Os pais de Maria da Conceição, liquidando o nada que tinham, abalaram para o Brasil, fugidos à miséria do seu lar, tranquilos a respeito da filha, que ficava bem, entregue aos cuidados da avó.
D. Sulpícia não era rica, mas o que tinha chegava-lhe bem para a vida modesta que fazia, e ainda lhe sobejava alguma coisa, que destinava ao dote da neta, se ela viesse a casar em seus dias. Educou-a para ser uma boa dona de casa pobre, muito jeitosa para tudo, religiosa sem fanatismo, como a avó, muito apurada no vestuário, sem impostura.
Apanhada pela pneumônica, D. Sulpícia, ao cabo de cinco dias de doença, confortada com os Sacramentos, deu a alma ao criador,
Abriu-se o testamento, e viu-se que à neta deixava quanto, por lei, podia deixar-lhe, tendo-lhe entregado, dois dias antes de morrer, todo o dinheirito que tinha.
Assim que aliviou o luto, a Maria da Conceição passou a viver mais na rua que em casa, sempre muito devota, nunca faltando à missa dos domingos, jejuando nos dias de preceito; em cada dia, e nas horas, per assim dizer, canônicas, rezando as devoções recomendadas. Continuava, como no tempo da avozinha, a não haver flores murchas no altar, e as capelas da sua madrinha, como noutro tempo, era ela que as entretecia, escolhendo as mais lindas e viçosas.
Mas...
Um dia o Inimigo pôs no seu caminho, formoso como um Adônis, esbelto como um Apolo, robusto como um Hércules, um moço que lhe fez a corte, e lhe ofereceu a mão de esposo, hipnotizando-a como um feiticeiro, um mágico de contos indianos.

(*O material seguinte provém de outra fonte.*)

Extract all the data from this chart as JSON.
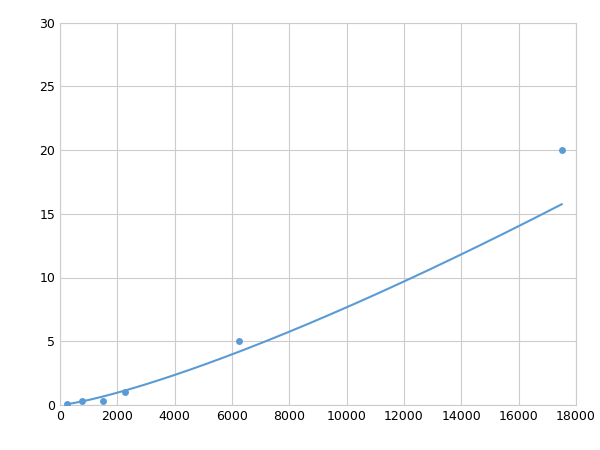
{
  "x_points": [
    250,
    750,
    1500,
    2250,
    6250,
    17500
  ],
  "y_points": [
    0.1,
    0.3,
    0.3,
    1.0,
    5.0,
    20.0
  ],
  "line_color": "#5b9bd5",
  "marker_color": "#5b9bd5",
  "marker_size": 5,
  "linewidth": 1.5,
  "xlim": [
    0,
    18000
  ],
  "ylim": [
    0,
    30
  ],
  "xticks": [
    0,
    2000,
    4000,
    6000,
    8000,
    10000,
    12000,
    14000,
    16000,
    18000
  ],
  "yticks": [
    0,
    5,
    10,
    15,
    20,
    25,
    30
  ],
  "grid_color": "#cccccc",
  "background_color": "#ffffff",
  "tick_fontsize": 9
}
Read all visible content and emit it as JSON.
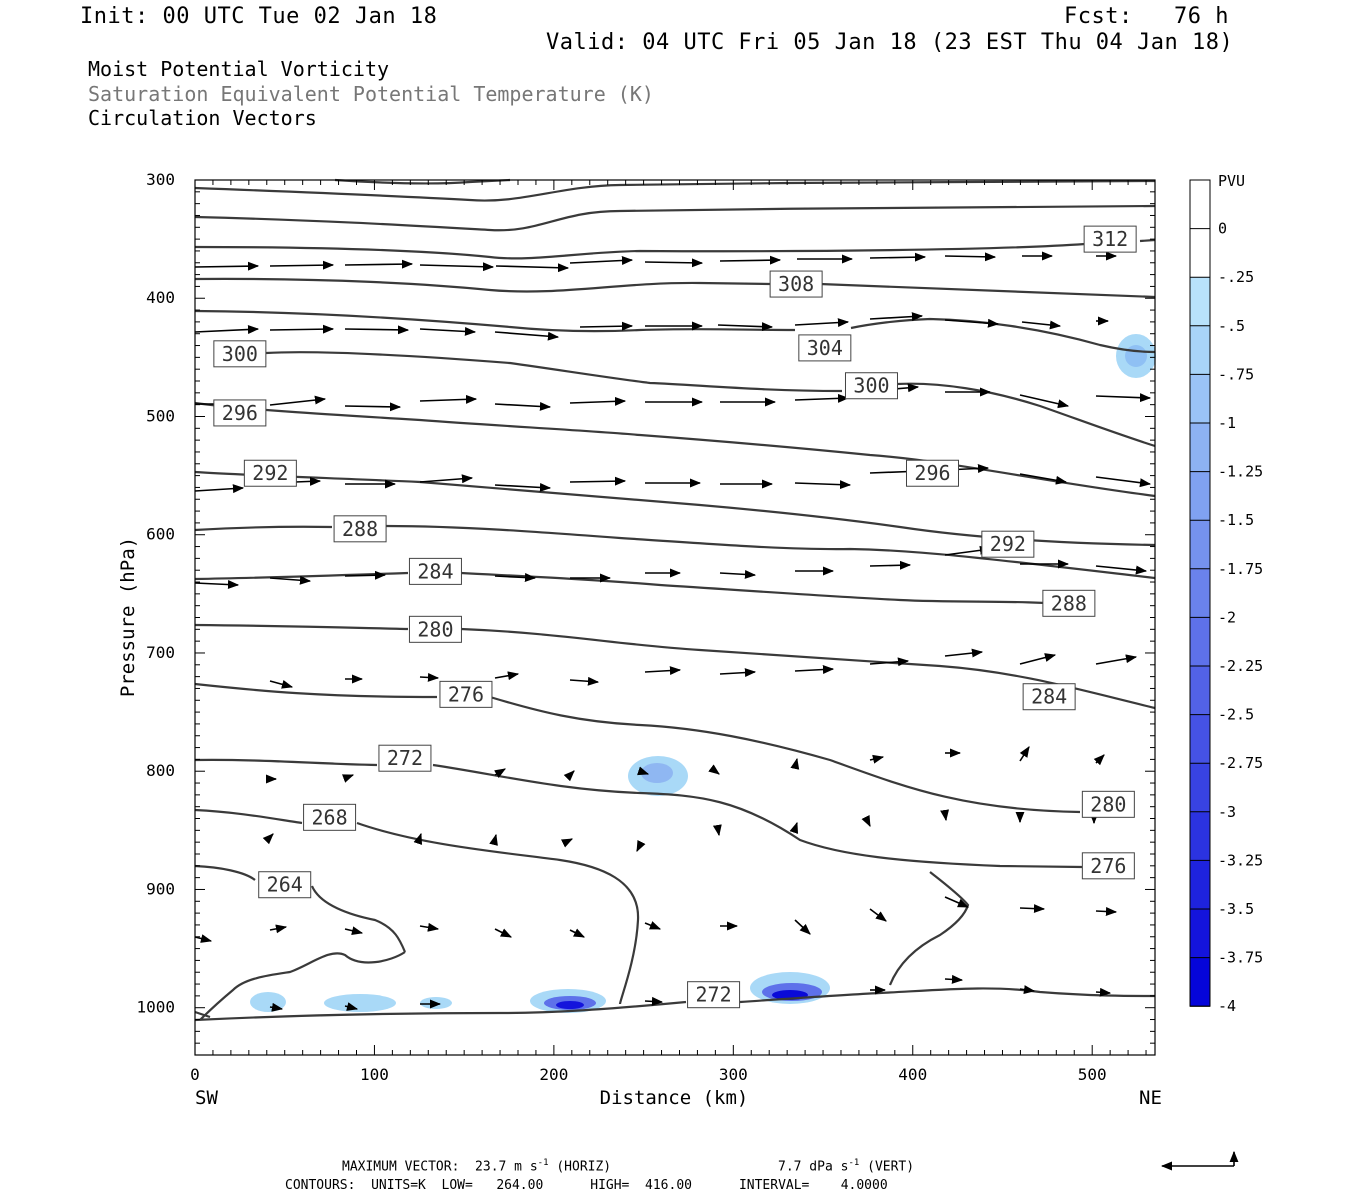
{
  "header": {
    "init": "Init: 00 UTC Tue 02 Jan 18",
    "fcst": "Fcst:   76 h",
    "valid": "Valid: 04 UTC Fri 05 Jan 18 (23 EST Thu 04 Jan 18)"
  },
  "fields": {
    "field1": "Moist Potential Vorticity",
    "field2": "Saturation Equivalent Potential Temperature (K)",
    "field3": "Circulation Vectors"
  },
  "footer": {
    "max_vector": "MAXIMUM VECTOR:  23.7 m s",
    "horiz_tail": "(HORIZ)",
    "vert_value": "7.7 dPa s",
    "vert_tail": "(VERT)",
    "exp": "-1",
    "contours": "CONTOURS:  UNITS=K  LOW=   264.00      HIGH=  416.00      INTERVAL=    4.0000"
  },
  "colors": {
    "contour": "#3a3a3a",
    "pv_light": "#a9d9f7",
    "pv_dark": "#1010f0"
  },
  "chart_data": {
    "type": "cross-section",
    "xlabel": "Distance (km)",
    "ylabel": "Pressure (hPa)",
    "x_ticks": [
      0,
      100,
      200,
      300,
      400,
      500
    ],
    "y_ticks": [
      300,
      400,
      500,
      600,
      700,
      800,
      900,
      1000
    ],
    "xlim": [
      0,
      535
    ],
    "ylim": [
      1040,
      300
    ],
    "x_end_labels": {
      "left": "SW",
      "right": "NE"
    },
    "colorbar": {
      "unit": "PVU",
      "ticks": [
        "0",
        "-.25",
        "-.5",
        "-.75",
        "-1",
        "-1.25",
        "-1.5",
        "-1.75",
        "-2",
        "-2.25",
        "-2.5",
        "-2.75",
        "-3",
        "-3.25",
        "-3.5",
        "-3.75",
        "-4"
      ],
      "colors": [
        "#ffffff",
        "#ffffff",
        "#b8e2fb",
        "#a8d4f8",
        "#9ac3f6",
        "#8db2f3",
        "#80a2f1",
        "#7592ee",
        "#6a82ec",
        "#5e71ea",
        "#5262e7",
        "#4552e5",
        "#3843e3",
        "#2b33e0",
        "#1e23de",
        "#1414dc",
        "#0505da"
      ]
    },
    "contour_labels": [
      {
        "value": "312",
        "x": 510,
        "p": 350
      },
      {
        "value": "308",
        "x": 335,
        "p": 388
      },
      {
        "value": "304",
        "x": 351,
        "p": 442
      },
      {
        "value": "300",
        "x": 25,
        "p": 447
      },
      {
        "value": "300",
        "x": 377,
        "p": 474
      },
      {
        "value": "296",
        "x": 25,
        "p": 497
      },
      {
        "value": "296",
        "x": 411,
        "p": 548
      },
      {
        "value": "292",
        "x": 42,
        "p": 548
      },
      {
        "value": "292",
        "x": 453,
        "p": 608
      },
      {
        "value": "288",
        "x": 92,
        "p": 595
      },
      {
        "value": "288",
        "x": 487,
        "p": 658
      },
      {
        "value": "284",
        "x": 134,
        "p": 631
      },
      {
        "value": "284",
        "x": 476,
        "p": 737
      },
      {
        "value": "280",
        "x": 134,
        "p": 680
      },
      {
        "value": "280",
        "x": 509,
        "p": 828
      },
      {
        "value": "276",
        "x": 151,
        "p": 735
      },
      {
        "value": "276",
        "x": 509,
        "p": 880
      },
      {
        "value": "272",
        "x": 117,
        "p": 789
      },
      {
        "value": "272",
        "x": 289,
        "p": 989
      },
      {
        "value": "268",
        "x": 75,
        "p": 839
      },
      {
        "value": "264",
        "x": 50,
        "p": 896
      }
    ]
  }
}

Entregou-se-lhe sem reserva, e quando lhe exigiu o cumprimento das suas promessas, que era apenas o pagamento de uma dívida de honra, o belo Adônis desapareceu, indo talvez como na mitologia, para ¡unto de Proserpina, nas profundas do Inferno.
O primeiro passo é que custa, e a neta de D. Sulpícia, afilhada de Nossa Senhora, converteu-se numa espécie de Madalena antes do arrependimento, menos feliz que a pecadora da Magdalum junto ao lago de Genesaré, porque não encontrou um Redentor a quem ungisse e perfumasse, enxugando-lhe os pés com a toalha dos seus cabelos.
A sua desenvoltura levou a desordem e a desgraça a muitos lares, parecendo ter uma predileção doentia pelos homens casados, como se fosse preciso que alguém sofresse para que ela gozasse.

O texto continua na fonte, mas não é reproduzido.